FACTORY GIRLS: From Village to City in a Changing China
Chang befriends two teenage girls in Yue Yuen, where 70,000 laborers make designer sneakers between sleep-shifts, and follows them over several years as they climb from job to job.
This illuminating study by journalist Leslie Chang is an intimate view into an unfathomably vast scene: over 114 million people in China have left their villages for urban work, creating the largest migration in human history. Chang focuses on the sprawling, industrial city of Dongguan, where she estimates 70 percent of the workforce is young women. As she discovers, these ordinary factory girls are revolutionary agents of change in Chinese culture.

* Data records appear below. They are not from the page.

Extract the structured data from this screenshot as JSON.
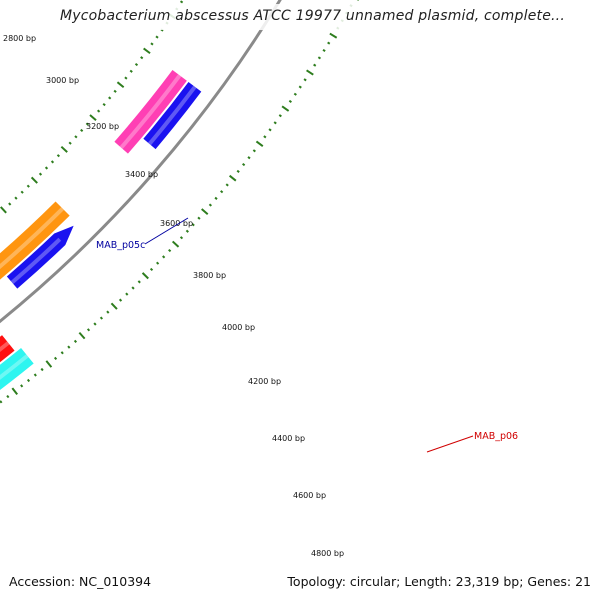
{
  "title": "Mycobacterium abscessus ATCC 19977 unnamed plasmid, complete...",
  "footer": {
    "accession": "Accession: NC_010394",
    "summary": "Topology: circular; Length: 23,319 bp; Genes: 21"
  },
  "backbone_color": "#8a8a8a",
  "tick_color": "#2e7d1e",
  "scale_labels": [
    "2800 bp",
    "3000 bp",
    "3200 bp",
    "3400 bp",
    "3600 bp",
    "3800 bp",
    "4000 bp",
    "4200 bp",
    "4400 bp",
    "4600 bp",
    "4800 bp"
  ],
  "genes": [
    {
      "label": "",
      "color": "#ff3fb4",
      "strand": "reverse"
    },
    {
      "label": "",
      "color": "#1a12f0",
      "strand": "reverse"
    },
    {
      "label": "MAB_p05c",
      "color": "#1a12f0",
      "label_color": "#0000a0",
      "strand": "reverse"
    },
    {
      "label": "",
      "color": "#ff9510",
      "strand": "reverse"
    },
    {
      "label": "MAB_p06",
      "color": "#ff1010",
      "label_color": "#d00000",
      "strand": "forward"
    },
    {
      "label": "",
      "color": "#2ef5f0",
      "strand": "forward"
    }
  ]
}
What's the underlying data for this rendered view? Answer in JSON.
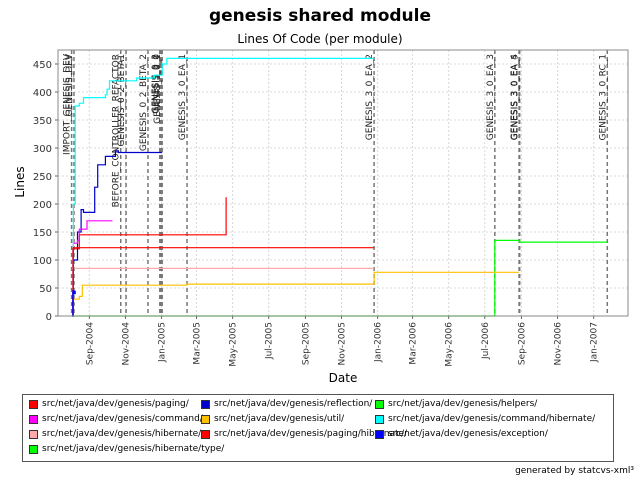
{
  "chart_data": {
    "type": "line",
    "title": "genesis shared module",
    "subtitle": "Lines Of Code (per module)",
    "xlabel": "Date",
    "ylabel": "Lines",
    "x_range": [
      "2004-07-10",
      "2007-02-28"
    ],
    "ylim": [
      0,
      475
    ],
    "y_ticks": [
      0,
      50,
      100,
      150,
      200,
      250,
      300,
      350,
      400,
      450
    ],
    "x_ticks": [
      {
        "date": "2004-09-01",
        "label": "Sep-2004"
      },
      {
        "date": "2004-11-01",
        "label": "Nov-2004"
      },
      {
        "date": "2005-01-01",
        "label": "Jan-2005"
      },
      {
        "date": "2005-03-01",
        "label": "Mar-2005"
      },
      {
        "date": "2005-05-01",
        "label": "May-2005"
      },
      {
        "date": "2005-07-01",
        "label": "Jul-2005"
      },
      {
        "date": "2005-09-01",
        "label": "Sep-2005"
      },
      {
        "date": "2005-11-01",
        "label": "Nov-2005"
      },
      {
        "date": "2006-01-01",
        "label": "Jan-2006"
      },
      {
        "date": "2006-03-01",
        "label": "Mar-2006"
      },
      {
        "date": "2006-05-01",
        "label": "May-2006"
      },
      {
        "date": "2006-07-01",
        "label": "Jul-2006"
      },
      {
        "date": "2006-09-01",
        "label": "Sep-2006"
      },
      {
        "date": "2006-11-01",
        "label": "Nov-2006"
      },
      {
        "date": "2007-01-01",
        "label": "Jan-2007"
      }
    ],
    "grid": true,
    "legend_position": "bottom",
    "markers": [
      {
        "date": "2004-08-02",
        "label": "IMPORT_GENESIS_DEV"
      },
      {
        "date": "2004-08-06",
        "label": "GENESIS_DEV"
      },
      {
        "date": "2004-10-24",
        "label": "BEFORE_CONTROLLER_REFACTOR"
      },
      {
        "date": "2004-11-02",
        "label": "GENESIS_0_2_BETA1"
      },
      {
        "date": "2004-12-09",
        "label": "GENESIS_0_2_BETA_2"
      },
      {
        "date": "2004-12-29",
        "label": "GENESIS_0_2"
      },
      {
        "date": "2004-12-31",
        "label": "GENESIS_1_0"
      },
      {
        "date": "2005-01-02",
        "label": "GENESIS_1_0_1"
      },
      {
        "date": "2005-02-13",
        "label": "GENESIS_3_0_EA_1"
      },
      {
        "date": "2005-12-26",
        "label": "GENESIS_3_0_EA_2"
      },
      {
        "date": "2006-07-18",
        "label": "GENESIS_3_0_EA_3"
      },
      {
        "date": "2006-08-28",
        "label": "GENESIS_3_0_EA_4"
      },
      {
        "date": "2006-08-29",
        "label": "GENESIS_3_0_EA_5"
      },
      {
        "date": "2007-01-24",
        "label": "GENESIS_3_0_RC_1"
      }
    ],
    "series": [
      {
        "name": "src/net/java/dev/genesis/paging/",
        "color": "#ff0000",
        "points": [
          [
            "2004-08-03",
            0
          ],
          [
            "2004-08-04",
            120
          ],
          [
            "2004-08-15",
            145
          ],
          [
            "2005-04-20",
            145
          ],
          [
            "2005-04-20",
            212
          ]
        ]
      },
      {
        "name": "src/net/java/dev/genesis/reflection/",
        "color": "#0000cc",
        "points": [
          [
            "2004-08-03",
            0
          ],
          [
            "2004-08-05",
            100
          ],
          [
            "2004-08-12",
            150
          ],
          [
            "2004-08-18",
            190
          ],
          [
            "2004-08-22",
            185
          ],
          [
            "2004-09-10",
            185
          ],
          [
            "2004-09-10",
            230
          ],
          [
            "2004-09-15",
            270
          ],
          [
            "2004-09-28",
            285
          ],
          [
            "2004-10-15",
            295
          ],
          [
            "2004-10-20",
            292
          ],
          [
            "2004-11-10",
            292
          ],
          [
            "2005-01-02",
            292
          ]
        ]
      },
      {
        "name": "src/net/java/dev/genesis/helpers/",
        "color": "#00ff00",
        "points": [
          [
            "2006-07-18",
            0
          ],
          [
            "2006-07-18",
            135
          ],
          [
            "2006-08-28",
            135
          ],
          [
            "2006-08-28",
            132
          ],
          [
            "2007-01-24",
            132
          ]
        ]
      },
      {
        "name": "src/net/java/dev/genesis/command/",
        "color": "#ff00ff",
        "points": [
          [
            "2004-08-03",
            0
          ],
          [
            "2004-08-05",
            130
          ],
          [
            "2004-08-12",
            135
          ],
          [
            "2004-08-15",
            155
          ],
          [
            "2004-08-28",
            170
          ],
          [
            "2004-10-10",
            170
          ]
        ]
      },
      {
        "name": "src/net/java/dev/genesis/util/",
        "color": "#ffc000",
        "points": [
          [
            "2004-08-03",
            0
          ],
          [
            "2004-08-05",
            30
          ],
          [
            "2004-08-15",
            35
          ],
          [
            "2004-08-20",
            55
          ],
          [
            "2005-02-13",
            57
          ],
          [
            "2005-12-26",
            58
          ],
          [
            "2005-12-26",
            78
          ],
          [
            "2006-08-28",
            78
          ]
        ]
      },
      {
        "name": "src/net/java/dev/genesis/command/hibernate/",
        "color": "#00ffff",
        "points": [
          [
            "2004-08-03",
            0
          ],
          [
            "2004-08-05",
            200
          ],
          [
            "2004-08-08",
            375
          ],
          [
            "2004-08-15",
            380
          ],
          [
            "2004-08-22",
            390
          ],
          [
            "2004-09-28",
            395
          ],
          [
            "2004-10-01",
            405
          ],
          [
            "2004-10-05",
            420
          ],
          [
            "2004-11-02",
            420
          ],
          [
            "2004-11-20",
            425
          ],
          [
            "2004-12-20",
            430
          ],
          [
            "2005-01-02",
            450
          ],
          [
            "2005-01-10",
            460
          ],
          [
            "2005-12-26",
            460
          ]
        ]
      },
      {
        "name": "src/net/java/dev/genesis/hibernate/",
        "color": "#ffaaaa",
        "points": [
          [
            "2004-08-03",
            85
          ],
          [
            "2005-12-26",
            85
          ]
        ]
      },
      {
        "name": "src/net/java/dev/genesis/paging/hibernate/",
        "color": "#ff0000",
        "points": [
          [
            "2004-08-03",
            0
          ],
          [
            "2004-08-05",
            122
          ],
          [
            "2005-12-26",
            122
          ]
        ]
      },
      {
        "name": "src/net/java/dev/genesis/exception/",
        "color": "#0000ff",
        "points": [
          [
            "2004-08-03",
            0
          ],
          [
            "2004-08-04",
            45
          ],
          [
            "2004-08-06",
            40
          ],
          [
            "2004-08-08",
            45
          ]
        ]
      },
      {
        "name": "src/net/java/dev/genesis/hibernate/type/",
        "color": "#00ff00",
        "points": [
          [
            "2004-08-02",
            0
          ],
          [
            "2006-07-18",
            0
          ]
        ]
      }
    ]
  },
  "legend_entries": [
    {
      "label": "src/net/java/dev/genesis/paging/",
      "color": "#ff0000"
    },
    {
      "label": "src/net/java/dev/genesis/reflection/",
      "color": "#0000cc"
    },
    {
      "label": "src/net/java/dev/genesis/helpers/",
      "color": "#00ff00"
    },
    {
      "label": "src/net/java/dev/genesis/command/",
      "color": "#ff00ff"
    },
    {
      "label": "src/net/java/dev/genesis/util/",
      "color": "#ffc000"
    },
    {
      "label": "src/net/java/dev/genesis/command/hibernate/",
      "color": "#00ffff"
    },
    {
      "label": "src/net/java/dev/genesis/hibernate/",
      "color": "#ffaaaa"
    },
    {
      "label": "src/net/java/dev/genesis/paging/hibernate/",
      "color": "#ff0000"
    },
    {
      "label": "src/net/java/dev/genesis/exception/",
      "color": "#0000ff"
    },
    {
      "label": "src/net/java/dev/genesis/hibernate/type/",
      "color": "#00ff00"
    }
  ],
  "footer": {
    "credit": "generated by statcvs-xml³"
  }
}
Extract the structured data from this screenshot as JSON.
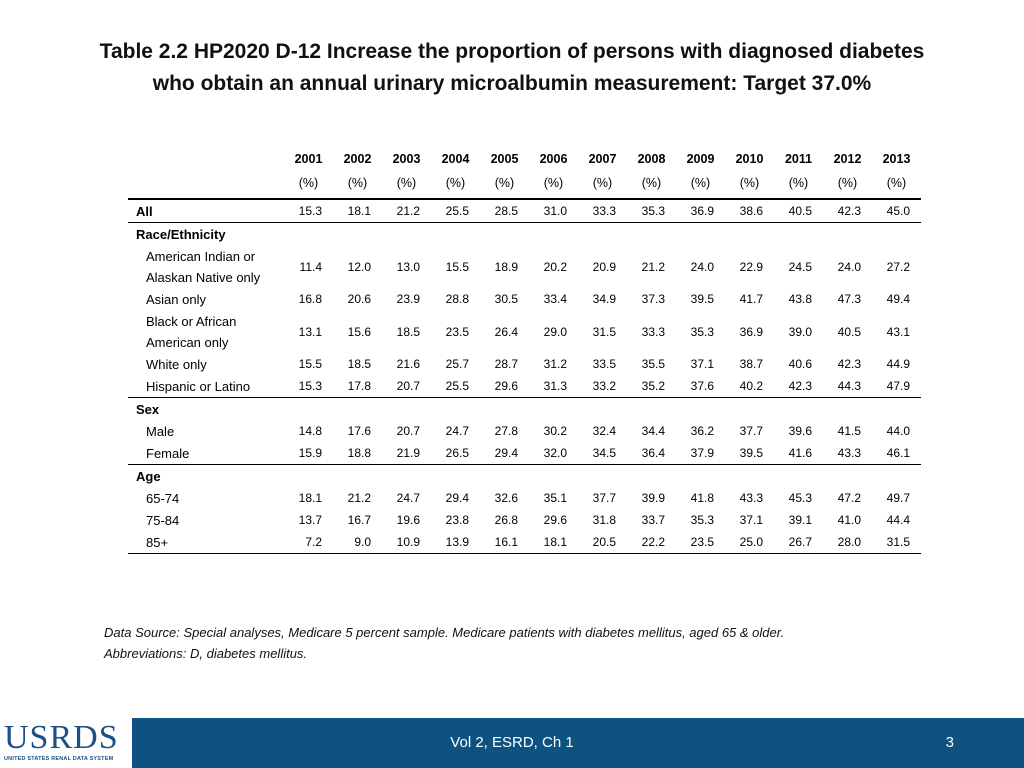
{
  "title": {
    "line1": "Table 2.2  HP2020 D-12 Increase the proportion of persons with diagnosed diabetes",
    "line2": "who obtain an annual urinary microalbumin measurement: Target 37.0%"
  },
  "table": {
    "years": [
      "2001",
      "2002",
      "2003",
      "2004",
      "2005",
      "2006",
      "2007",
      "2008",
      "2009",
      "2010",
      "2011",
      "2012",
      "2013"
    ],
    "unit": "(%)",
    "rows": [
      {
        "label": "All",
        "kind": "group-data",
        "values": [
          "15.3",
          "18.1",
          "21.2",
          "25.5",
          "28.5",
          "31.0",
          "33.3",
          "35.3",
          "36.9",
          "38.6",
          "40.5",
          "42.3",
          "45.0"
        ],
        "sep": true
      },
      {
        "label": "Race/Ethnicity",
        "kind": "group"
      },
      {
        "label": "American Indian or Alaskan Native only",
        "kind": "sub-tall",
        "values": [
          "11.4",
          "12.0",
          "13.0",
          "15.5",
          "18.9",
          "20.2",
          "20.9",
          "21.2",
          "24.0",
          "22.9",
          "24.5",
          "24.0",
          "27.2"
        ]
      },
      {
        "label": "Asian only",
        "kind": "sub",
        "values": [
          "16.8",
          "20.6",
          "23.9",
          "28.8",
          "30.5",
          "33.4",
          "34.9",
          "37.3",
          "39.5",
          "41.7",
          "43.8",
          "47.3",
          "49.4"
        ]
      },
      {
        "label": "Black or African American only",
        "kind": "sub-tall",
        "values": [
          "13.1",
          "15.6",
          "18.5",
          "23.5",
          "26.4",
          "29.0",
          "31.5",
          "33.3",
          "35.3",
          "36.9",
          "39.0",
          "40.5",
          "43.1"
        ]
      },
      {
        "label": "White only",
        "kind": "sub",
        "values": [
          "15.5",
          "18.5",
          "21.6",
          "25.7",
          "28.7",
          "31.2",
          "33.5",
          "35.5",
          "37.1",
          "38.7",
          "40.6",
          "42.3",
          "44.9"
        ]
      },
      {
        "label": "Hispanic or Latino",
        "kind": "sub",
        "values": [
          "15.3",
          "17.8",
          "20.7",
          "25.5",
          "29.6",
          "31.3",
          "33.2",
          "35.2",
          "37.6",
          "40.2",
          "42.3",
          "44.3",
          "47.9"
        ],
        "sep": true
      },
      {
        "label": "Sex",
        "kind": "group"
      },
      {
        "label": "Male",
        "kind": "sub",
        "values": [
          "14.8",
          "17.6",
          "20.7",
          "24.7",
          "27.8",
          "30.2",
          "32.4",
          "34.4",
          "36.2",
          "37.7",
          "39.6",
          "41.5",
          "44.0"
        ]
      },
      {
        "label": "Female",
        "kind": "sub",
        "values": [
          "15.9",
          "18.8",
          "21.9",
          "26.5",
          "29.4",
          "32.0",
          "34.5",
          "36.4",
          "37.9",
          "39.5",
          "41.6",
          "43.3",
          "46.1"
        ],
        "sep": true
      },
      {
        "label": "Age",
        "kind": "group"
      },
      {
        "label": "65-74",
        "kind": "sub",
        "values": [
          "18.1",
          "21.2",
          "24.7",
          "29.4",
          "32.6",
          "35.1",
          "37.7",
          "39.9",
          "41.8",
          "43.3",
          "45.3",
          "47.2",
          "49.7"
        ]
      },
      {
        "label": "75-84",
        "kind": "sub",
        "values": [
          "13.7",
          "16.7",
          "19.6",
          "23.8",
          "26.8",
          "29.6",
          "31.8",
          "33.7",
          "35.3",
          "37.1",
          "39.1",
          "41.0",
          "44.4"
        ]
      },
      {
        "label": "85+",
        "kind": "sub",
        "values": [
          "7.2",
          "9.0",
          "10.9",
          "13.9",
          "16.1",
          "18.1",
          "20.5",
          "22.2",
          "23.5",
          "25.0",
          "26.7",
          "28.0",
          "31.5"
        ],
        "last": true
      }
    ]
  },
  "footnote": {
    "line1": "Data Source: Special analyses, Medicare 5 percent sample. Medicare patients with diabetes mellitus, aged 65 & older.",
    "line2": "Abbreviations: D, diabetes mellitus."
  },
  "footer": {
    "logo_text": "USRDS",
    "logo_sub": "UNITED STATES RENAL DATA SYSTEM",
    "center_text": "Vol 2, ESRD, Ch 1",
    "page_number": "3",
    "bar_color": "#0d5280"
  }
}
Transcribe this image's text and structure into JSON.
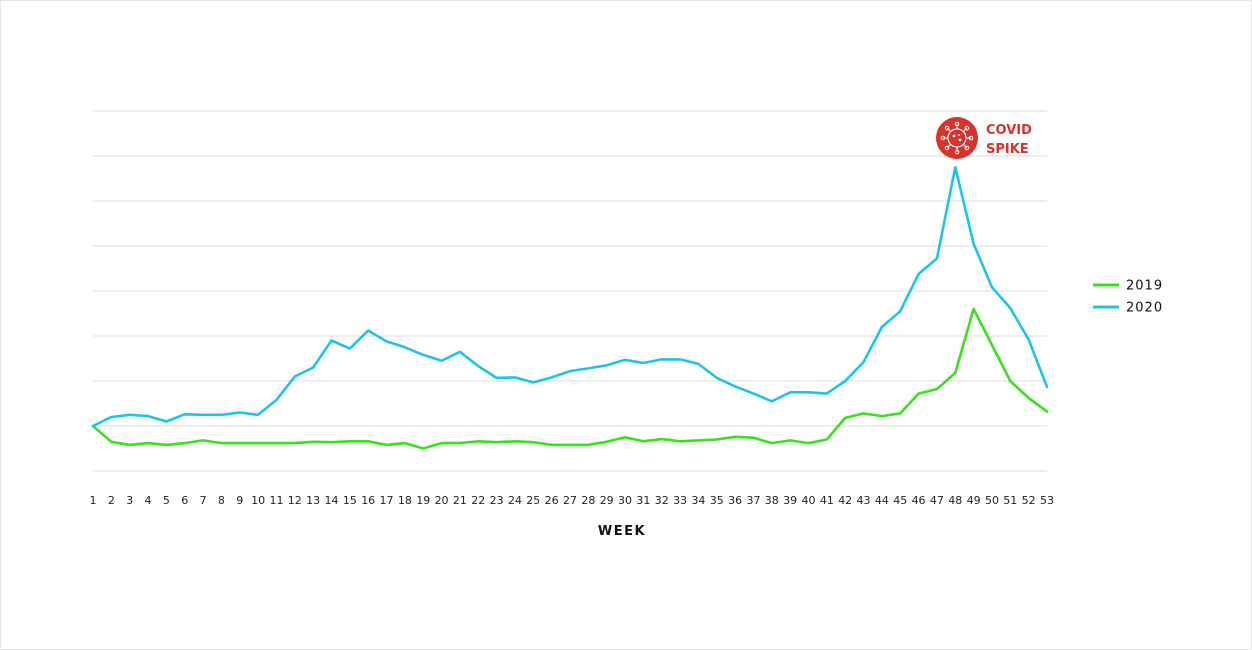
{
  "chart_data": {
    "type": "line",
    "xlabel": "WEEK",
    "ylabel": "",
    "title": "",
    "x": [
      1,
      2,
      3,
      4,
      5,
      6,
      7,
      8,
      9,
      10,
      11,
      12,
      13,
      14,
      15,
      16,
      17,
      18,
      19,
      20,
      21,
      22,
      23,
      24,
      25,
      26,
      27,
      28,
      29,
      30,
      31,
      32,
      33,
      34,
      35,
      36,
      37,
      38,
      39,
      40,
      41,
      42,
      43,
      44,
      45,
      46,
      47,
      48,
      49,
      50,
      51,
      52,
      53
    ],
    "x_tick_labels": [
      "1",
      "2",
      "3",
      "4",
      "5",
      "6",
      "7",
      "8",
      "9",
      "10",
      "11",
      "12",
      "13",
      "14",
      "15",
      "16",
      "17",
      "18",
      "19",
      "20",
      "21",
      "22",
      "23",
      "24",
      "25",
      "26",
      "27",
      "28",
      "29",
      "30",
      "31",
      "32",
      "33",
      "34",
      "35",
      "36",
      "37",
      "38",
      "39",
      "40",
      "41",
      "42",
      "43",
      "44",
      "45",
      "46",
      "47",
      "48",
      "49",
      "50",
      "51",
      "52",
      "53"
    ],
    "ylim": [
      -1,
      7
    ],
    "grid_lines": 9,
    "y_tick_labels": "none",
    "series": [
      {
        "name": "2019",
        "color": "#39e01e",
        "values": [
          0,
          -0.35,
          -0.42,
          -0.38,
          -0.42,
          -0.38,
          -0.32,
          -0.38,
          -0.38,
          -0.38,
          -0.38,
          -0.38,
          -0.35,
          -0.36,
          -0.34,
          -0.34,
          -0.42,
          -0.38,
          -0.5,
          -0.38,
          -0.38,
          -0.34,
          -0.36,
          -0.34,
          -0.36,
          -0.42,
          -0.42,
          -0.42,
          -0.35,
          -0.25,
          -0.34,
          -0.29,
          -0.34,
          -0.32,
          -0.3,
          -0.24,
          -0.26,
          -0.38,
          -0.32,
          -0.38,
          -0.3,
          0.18,
          0.28,
          0.22,
          0.28,
          0.72,
          0.82,
          1.18,
          2.6,
          1.8,
          1.0,
          0.62,
          0.32
        ]
      },
      {
        "name": "2020",
        "color": "#1ec3ec",
        "values": [
          0,
          0.2,
          0.25,
          0.22,
          0.1,
          0.26,
          0.25,
          0.25,
          0.3,
          0.25,
          0.58,
          1.1,
          1.3,
          1.9,
          1.72,
          2.12,
          1.88,
          1.75,
          1.58,
          1.45,
          1.65,
          1.33,
          1.07,
          1.08,
          0.97,
          1.08,
          1.22,
          1.28,
          1.35,
          1.47,
          1.4,
          1.48,
          1.48,
          1.38,
          1.07,
          0.88,
          0.72,
          0.55,
          0.75,
          0.75,
          0.72,
          1.0,
          1.42,
          2.2,
          2.55,
          3.38,
          3.72,
          5.75,
          4.05,
          3.08,
          2.62,
          1.92,
          0.87
        ]
      }
    ],
    "legend": {
      "position": "right",
      "entries": [
        "2019",
        "2020"
      ]
    },
    "annotations": [
      {
        "text_lines": [
          "COVID",
          "SPIKE"
        ],
        "at_x": 48,
        "icon": "virus-icon",
        "color": "#d9312b"
      }
    ]
  }
}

Chang befriends two teenage girls whom she meets on break from their grueling day in Yue Yuen, where 70,000 laborers make designer sneakers between sleep-shifts, and follows them over several years as they climb from job to job. These girls are relentlessly ambitious—not for money (they make about $72 a month) but about developing themselves; they are driven to learn, study English, find new skills, and expand their wealth of experience. The money they send back home to the farm has given them unprecedented economic power within the family structure, subverting a tradition that dictates submission to elders; to a certain extent, the daughters are now calling the shots. In exchange, they work 60 hours a week, sleep in metal bunks 10 to a room, and regularly and voluntarily lose months of back pay when they move to another factory because they don’t want to confront their bosses, who would try to force them to stay. The insight into today’s China that these girls’ lives provide is truly enlightening. Theirs is a poignant story set in a corrupt, chaotic, and untrustworthy world, where if your best friend “jumps” to a new factory, you may never see her again.